Bob Woodward’s blockbuster portrayal of the Trump administration, aptly titled Fear, highlighted another aspect of the erosion of military norms. Woodward recounts an episode in which Trump ordered the assassination of Syrian dictator Bashar al-Assad in April 2017 after a chemical weapons attack on the town of Khan Sheikhoun. Mattis responded that he would work on it, but then told his aide, “we’re not going to do any of that.”

Mattis’ prudence aside, the episode is just one example of an unelected military representative choosing to actively resist the orders of an elected president, amounting to what Woodward calls an “administrative coup d’état.” Last week, former secretary of state Rex Tillerson, in his first public interview since being fired by Trump in March, noted that Trump’s orders often violated the law.

The military is one of the last bulwarks against the complete polarization of American society. A recent poll suggests that 80 percent of Americans are confident that the military acts in the best interest of the public, compared to only 32 percent regarding elected officials. So it is not surprising that politicians might be tempted to use the military to burnish their own reputations, and endow it with even more influence.

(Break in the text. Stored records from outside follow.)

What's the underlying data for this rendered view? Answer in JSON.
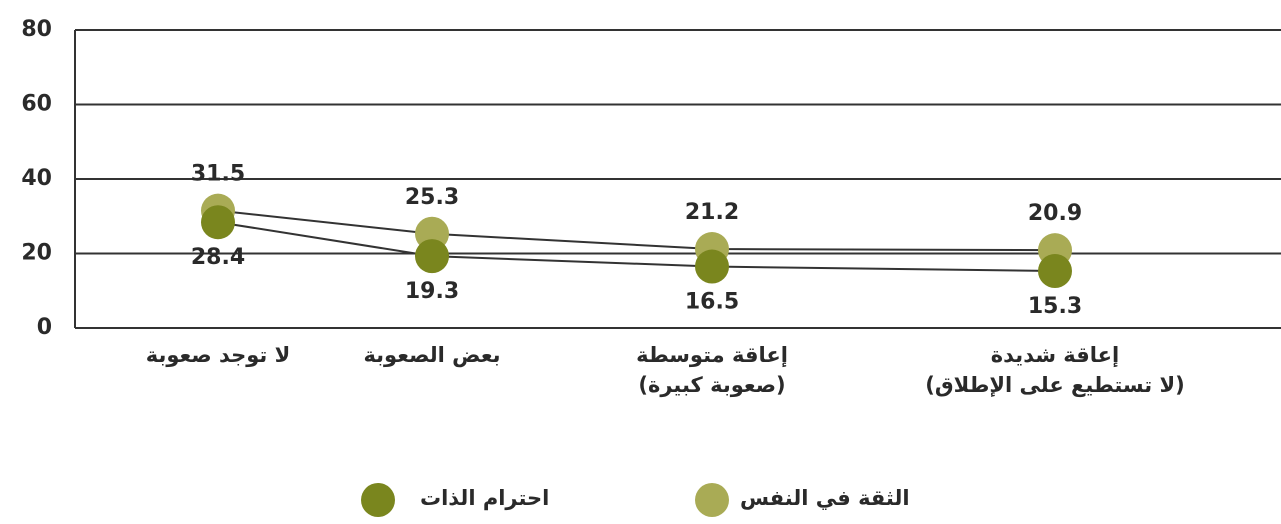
{
  "chart_data": {
    "type": "line",
    "categories": [
      "لا توجد صعوبة",
      "بعض الصعوبة",
      "إعاقة متوسطة\n(صعوبة كبيرة)",
      "إعاقة شديدة\n(لا تستطيع على الإطلاق)"
    ],
    "series": [
      {
        "name": "الثقة في النفس",
        "color": "#a9ab55",
        "values": [
          31.5,
          25.3,
          21.2,
          20.9
        ]
      },
      {
        "name": "احترام الذات",
        "color": "#7a861e",
        "values": [
          28.4,
          19.3,
          16.5,
          15.3
        ]
      }
    ],
    "ylim": [
      0,
      80
    ],
    "yticks": [
      0,
      20,
      40,
      60,
      80
    ],
    "grid": true
  }
}
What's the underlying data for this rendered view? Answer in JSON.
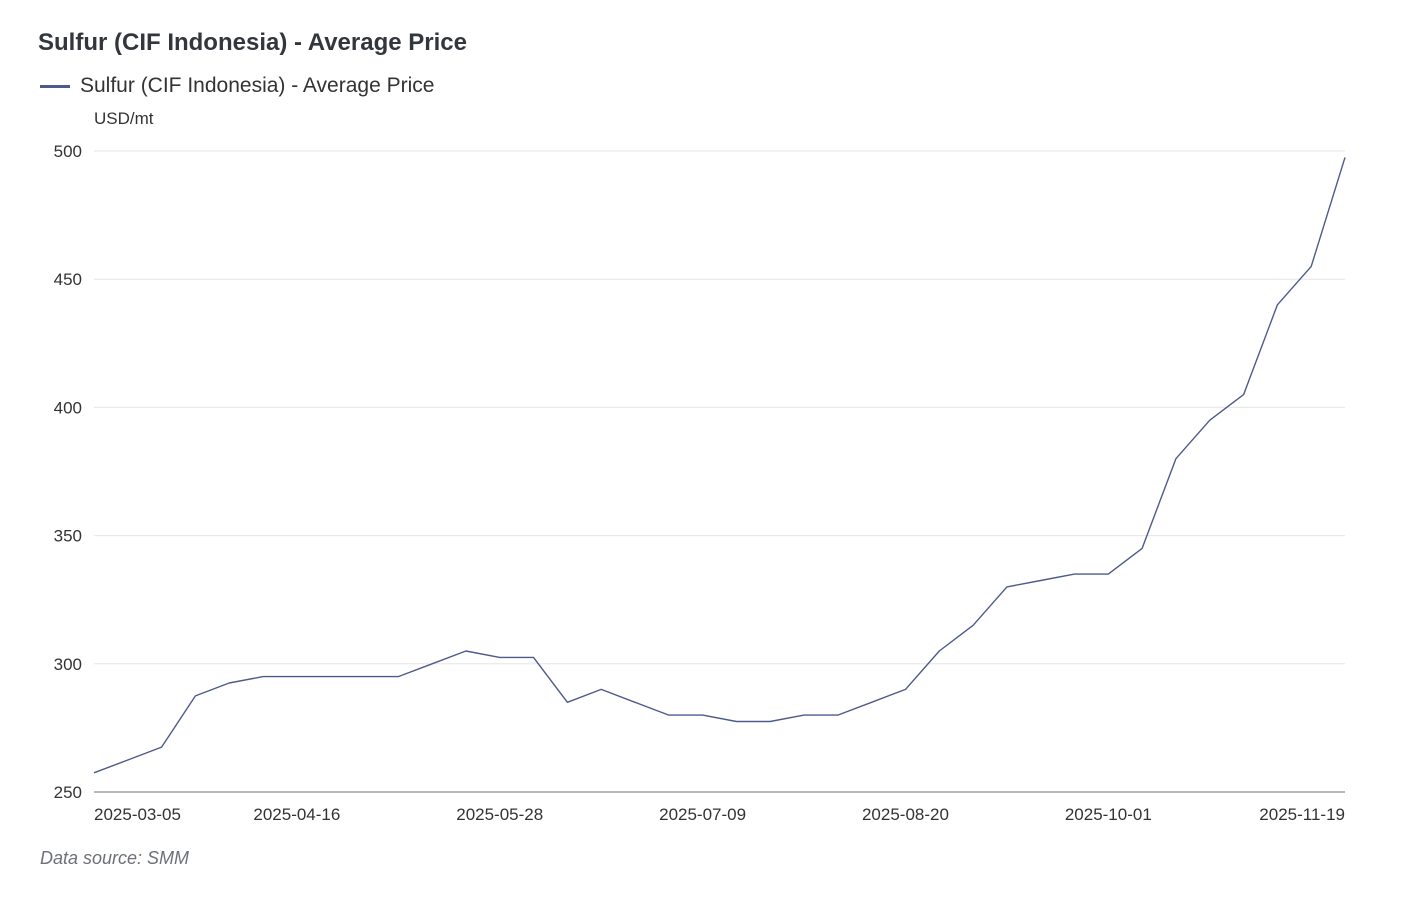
{
  "chart_data": {
    "type": "line",
    "title": "Sulfur (CIF Indonesia) - Average Price",
    "ylabel": "USD/mt",
    "xlabel": "",
    "ylim": [
      250,
      500
    ],
    "yticks": [
      250,
      300,
      350,
      400,
      450,
      500
    ],
    "xtick_labels": [
      "2025-03-05",
      "2025-04-16",
      "2025-05-28",
      "2025-07-09",
      "2025-08-20",
      "2025-10-01",
      "2025-11-19"
    ],
    "xtick_index": [
      0,
      6,
      12,
      18,
      24,
      30,
      37
    ],
    "grid": true,
    "legend": "top-left",
    "color": "#4e5a8c",
    "series": [
      {
        "name": "Sulfur (CIF Indonesia) - Average Price",
        "start_date": "2025-03-05",
        "interval": "weekly",
        "values": [
          257.5,
          262.5,
          267.5,
          287.5,
          292.5,
          295,
          295,
          295,
          295,
          295,
          300,
          305,
          302.5,
          302.5,
          285,
          290,
          285,
          280,
          280,
          277.5,
          277.5,
          280,
          280,
          285,
          290,
          305,
          315,
          330,
          332.5,
          335,
          335,
          345,
          380,
          395,
          405,
          440,
          455,
          497.5
        ]
      }
    ]
  },
  "source": "Data source:  SMM"
}
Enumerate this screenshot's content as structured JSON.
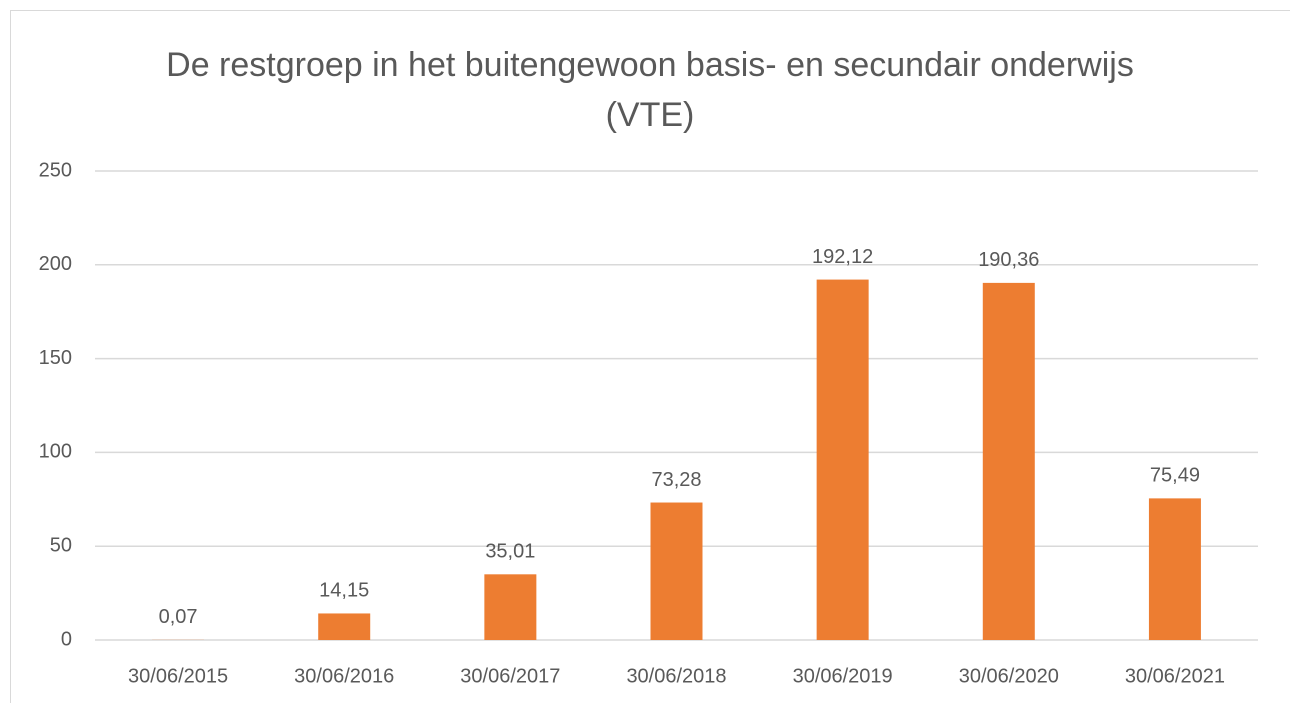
{
  "chart_data": {
    "type": "bar",
    "title": "De restgroep in het buitengewoon basis- en secundair onderwijs (VTE)",
    "categories": [
      "30/06/2015",
      "30/06/2016",
      "30/06/2017",
      "30/06/2018",
      "30/06/2019",
      "30/06/2020",
      "30/06/2021"
    ],
    "values": [
      0.07,
      14.15,
      35.01,
      73.28,
      192.12,
      190.36,
      75.49
    ],
    "value_labels": [
      "0,07",
      "14,15",
      "35,01",
      "73,28",
      "192,12",
      "190,36",
      "75,49"
    ],
    "color": "#ed7d31",
    "ylim": [
      0,
      250
    ],
    "yticks": [
      0,
      50,
      100,
      150,
      200,
      250
    ],
    "grid": true
  }
}
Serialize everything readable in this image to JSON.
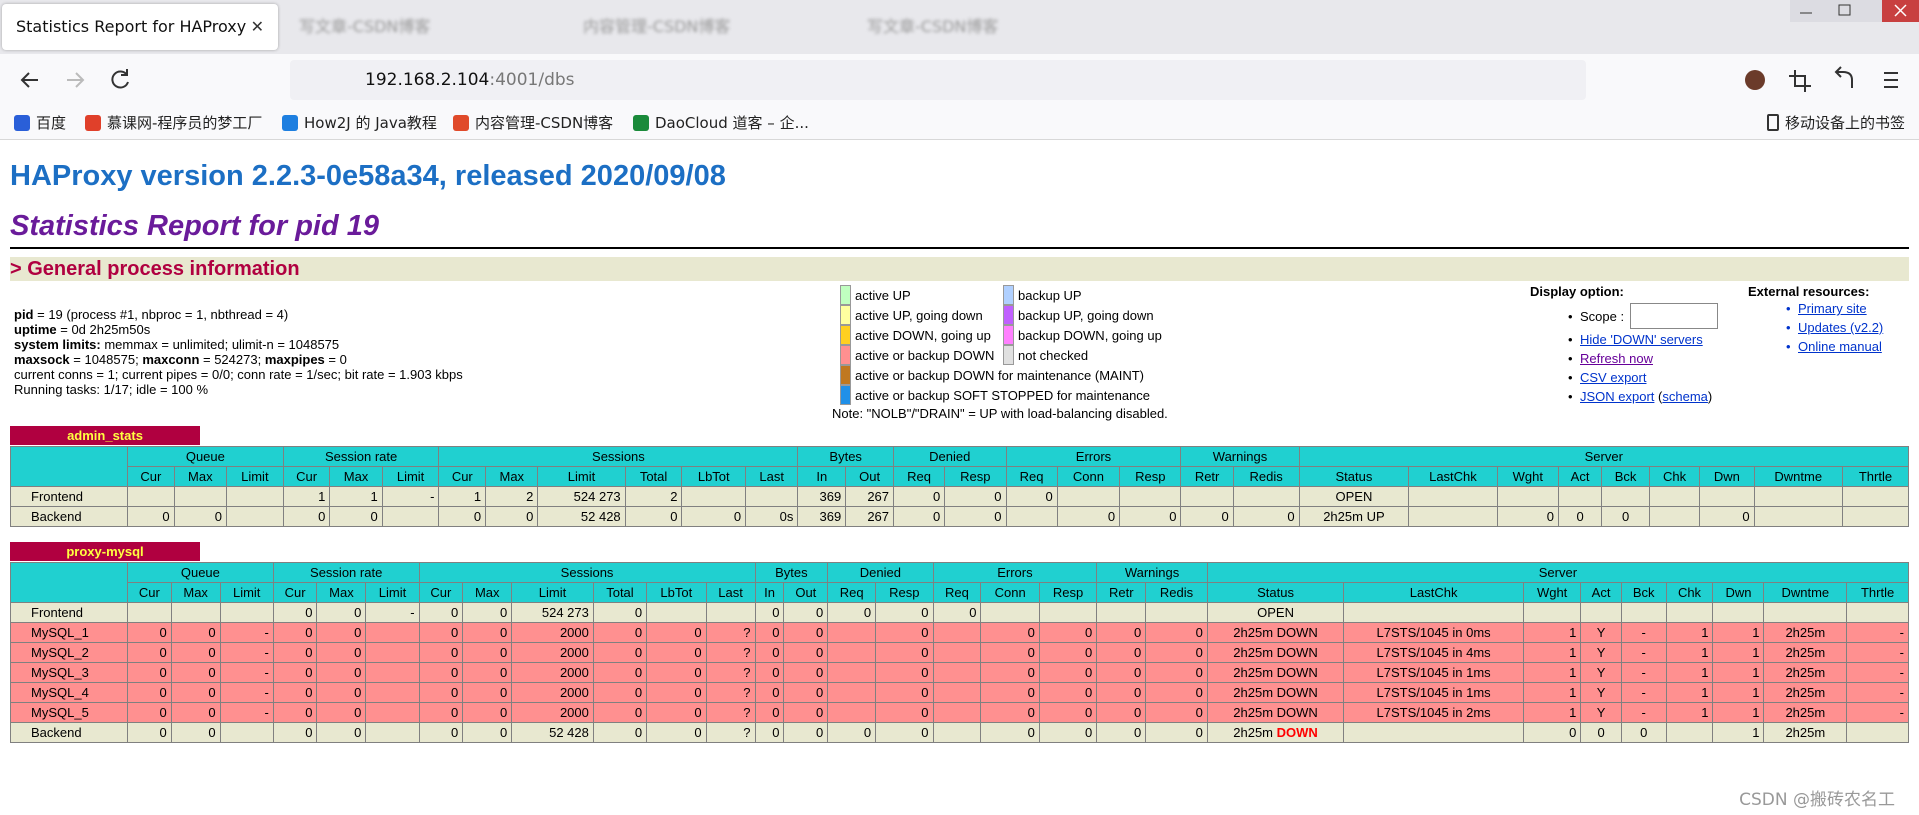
{
  "browser": {
    "tabs": [
      "Statistics Report for HAProxy",
      "写文章-CSDN博客",
      "内容管理-CSDN博客",
      "写文章-CSDN博客"
    ],
    "url": {
      "host": "192.168.2.104",
      "path": ":4001/dbs"
    },
    "bookmarks": [
      "百度",
      "慕课网-程序员的梦工厂",
      "How2J 的 Java教程",
      "内容管理-CSDN博客",
      "DaoCloud 道客 – 企..."
    ],
    "mobile_bookmarks": "移动设备上的书签"
  },
  "page": {
    "title": "HAProxy version 2.2.3-0e58a34, released 2020/09/08",
    "subtitle": "Statistics Report for pid 19",
    "section": "> General process information",
    "info": [
      [
        {
          "text": "pid",
          "bold": true
        },
        {
          "text": " = 19 (process #1, nbproc = 1, nbthread = 4)"
        }
      ],
      [
        {
          "text": "uptime",
          "bold": true
        },
        {
          "text": " = 0d 2h25m50s"
        }
      ],
      [
        {
          "text": "system limits:",
          "bold": true
        },
        {
          "text": " memmax = unlimited; ulimit-n = 1048575"
        }
      ],
      [
        {
          "text": "maxsock",
          "bold": true
        },
        {
          "text": " = 1048575; "
        },
        {
          "text": "maxconn",
          "bold": true
        },
        {
          "text": " = 524273; "
        },
        {
          "text": "maxpipes",
          "bold": true
        },
        {
          "text": " = 0"
        }
      ],
      [
        {
          "text": "current conns = 1; current pipes = 0/0; conn rate = 1/sec; bit rate = 1.903 kbps"
        }
      ],
      [
        {
          "text": "Running tasks: 1/17; idle = 100 %"
        }
      ]
    ],
    "legend": {
      "columns": [
        [
          {
            "label": "active UP",
            "color": "#c0ffc0"
          },
          {
            "label": "active UP, going down",
            "color": "#ffffa0"
          },
          {
            "label": "active DOWN, going up",
            "color": "#ffd020"
          },
          {
            "label": "active or backup DOWN",
            "color": "#ff9090"
          },
          {
            "label": "active or backup DOWN for maintenance (MAINT)",
            "color": "#c07820"
          },
          {
            "label": "active or backup SOFT STOPPED for maintenance",
            "color": "#2090e8"
          }
        ],
        [
          {
            "label": "backup UP",
            "color": "#b0d0ff"
          },
          {
            "label": "backup UP, going down",
            "color": "#c060ff"
          },
          {
            "label": "backup DOWN, going up",
            "color": "#ff80ff"
          },
          {
            "label": "not checked",
            "color": "#e0e0e0"
          }
        ]
      ],
      "note": "Note: \"NOLB\"/\"DRAIN\" = UP with load-balancing disabled."
    },
    "display_options": {
      "title": "Display option:",
      "scope": "Scope :",
      "links": [
        [
          {
            "text": "Hide 'DOWN' servers",
            "link": true
          }
        ],
        [
          {
            "text": "Refresh now",
            "link": true,
            "visited": true
          }
        ],
        [
          {
            "text": "CSV export",
            "link": true
          }
        ],
        [
          {
            "text": "JSON export",
            "link": true
          },
          {
            "text": " ("
          },
          {
            "text": "schema",
            "link": true
          },
          {
            "text": ")"
          }
        ]
      ]
    },
    "external": {
      "title": "External resources:",
      "links": [
        "Primary site",
        "Updates (v2.2)",
        "Online manual"
      ]
    },
    "header": [
      {
        "name": "Queue",
        "cols": [
          "Cur",
          "Max",
          "Limit"
        ]
      },
      {
        "name": "Session rate",
        "cols": [
          "Cur",
          "Max",
          "Limit"
        ]
      },
      {
        "name": "Sessions",
        "cols": [
          "Cur",
          "Max",
          "Limit",
          "Total",
          "LbTot",
          "Last"
        ]
      },
      {
        "name": "Bytes",
        "cols": [
          "In",
          "Out"
        ]
      },
      {
        "name": "Denied",
        "cols": [
          "Req",
          "Resp"
        ]
      },
      {
        "name": "Errors",
        "cols": [
          "Req",
          "Conn",
          "Resp"
        ]
      },
      {
        "name": "Warnings",
        "cols": [
          "Retr",
          "Redis"
        ]
      },
      {
        "name": "Server",
        "cols": [
          "Status",
          "LastChk",
          "Wght",
          "Act",
          "Bck",
          "Chk",
          "Dwn",
          "Dwntme",
          "Thrtle"
        ]
      }
    ],
    "alert_color": "#ff0000",
    "proxies": [
      {
        "name": "admin_stats",
        "rows": [
          {
            "color": "#e8e8d0",
            "cells": [
              "Frontend",
              null,
              null,
              null,
              1,
              1,
              "-",
              1,
              2,
              "524 273",
              2,
              null,
              null,
              369,
              267,
              0,
              0,
              0,
              null,
              null,
              null,
              null,
              "OPEN",
              null,
              null,
              null,
              null,
              null,
              null,
              null,
              null
            ]
          },
          {
            "color": "#e8e8d0",
            "cells": [
              "Backend",
              0,
              0,
              null,
              0,
              0,
              null,
              0,
              0,
              "52 428",
              0,
              0,
              "0s",
              369,
              267,
              0,
              0,
              null,
              0,
              0,
              0,
              0,
              "2h25m UP",
              null,
              0,
              0,
              0,
              null,
              0,
              null,
              null
            ]
          }
        ]
      },
      {
        "name": "proxy-mysql",
        "rows": [
          {
            "color": "#e8e8d0",
            "cells": [
              "Frontend",
              null,
              null,
              null,
              0,
              0,
              "-",
              0,
              0,
              "524 273",
              0,
              null,
              null,
              0,
              0,
              0,
              0,
              0,
              null,
              null,
              null,
              null,
              "OPEN",
              null,
              null,
              null,
              null,
              null,
              null,
              null,
              null
            ]
          },
          {
            "color": "#ff9090",
            "cells": [
              "MySQL_1",
              0,
              0,
              "-",
              0,
              0,
              null,
              0,
              0,
              2000,
              0,
              0,
              "?",
              0,
              0,
              null,
              0,
              null,
              0,
              0,
              0,
              0,
              "2h25m DOWN",
              "L7STS/1045 in 0ms",
              1,
              "Y",
              "-",
              1,
              1,
              "2h25m",
              "-"
            ]
          },
          {
            "color": "#ff9090",
            "cells": [
              "MySQL_2",
              0,
              0,
              "-",
              0,
              0,
              null,
              0,
              0,
              2000,
              0,
              0,
              "?",
              0,
              0,
              null,
              0,
              null,
              0,
              0,
              0,
              0,
              "2h25m DOWN",
              "L7STS/1045 in 4ms",
              1,
              "Y",
              "-",
              1,
              1,
              "2h25m",
              "-"
            ]
          },
          {
            "color": "#ff9090",
            "cells": [
              "MySQL_3",
              0,
              0,
              "-",
              0,
              0,
              null,
              0,
              0,
              2000,
              0,
              0,
              "?",
              0,
              0,
              null,
              0,
              null,
              0,
              0,
              0,
              0,
              "2h25m DOWN",
              "L7STS/1045 in 1ms",
              1,
              "Y",
              "-",
              1,
              1,
              "2h25m",
              "-"
            ]
          },
          {
            "color": "#ff9090",
            "cells": [
              "MySQL_4",
              0,
              0,
              "-",
              0,
              0,
              null,
              0,
              0,
              2000,
              0,
              0,
              "?",
              0,
              0,
              null,
              0,
              null,
              0,
              0,
              0,
              0,
              "2h25m DOWN",
              "L7STS/1045 in 1ms",
              1,
              "Y",
              "-",
              1,
              1,
              "2h25m",
              "-"
            ]
          },
          {
            "color": "#ff9090",
            "cells": [
              "MySQL_5",
              0,
              0,
              "-",
              0,
              0,
              null,
              0,
              0,
              2000,
              0,
              0,
              "?",
              0,
              0,
              null,
              0,
              null,
              0,
              0,
              0,
              0,
              "2h25m DOWN",
              "L7STS/1045 in 2ms",
              1,
              "Y",
              "-",
              1,
              1,
              "2h25m",
              "-"
            ]
          },
          {
            "color": "#e8e8d0",
            "cells": [
              "Backend",
              0,
              0,
              null,
              0,
              0,
              null,
              0,
              0,
              "52 428",
              0,
              0,
              "?",
              0,
              0,
              0,
              0,
              null,
              0,
              0,
              0,
              0,
              [
                "2h25m ",
                "DOWN"
              ],
              null,
              0,
              0,
              0,
              null,
              1,
              "2h25m",
              null
            ]
          }
        ]
      }
    ],
    "watermark": "CSDN @搬砖农名工"
  }
}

But the epaulets may be losing their luster in Trump’s eyes. In less than two years, Trump has fired three prominent generals—national security advisors Michael Flynn and H. R. McMaster, and White House chief of staff John Kelly. There are persistent rumors that Mattis could follow them.

But as Egypt’s modern history suggests, there is another risk that comes with a popular but politicized military at a moment of institutional crisis. More than two centuries ago, Edward Gibbon wrote that the emergence of the Praetorian Guard and its interventions in changing Roman emperors was “was the first symptom and cause of the decline of the Roman empire.” Today, it is no longer unthinkable to imagine Trump refusing to acknowledge the validity of the 2020 elections and senior military officers playing a leading role in resolving the constitutional crisis that ensues.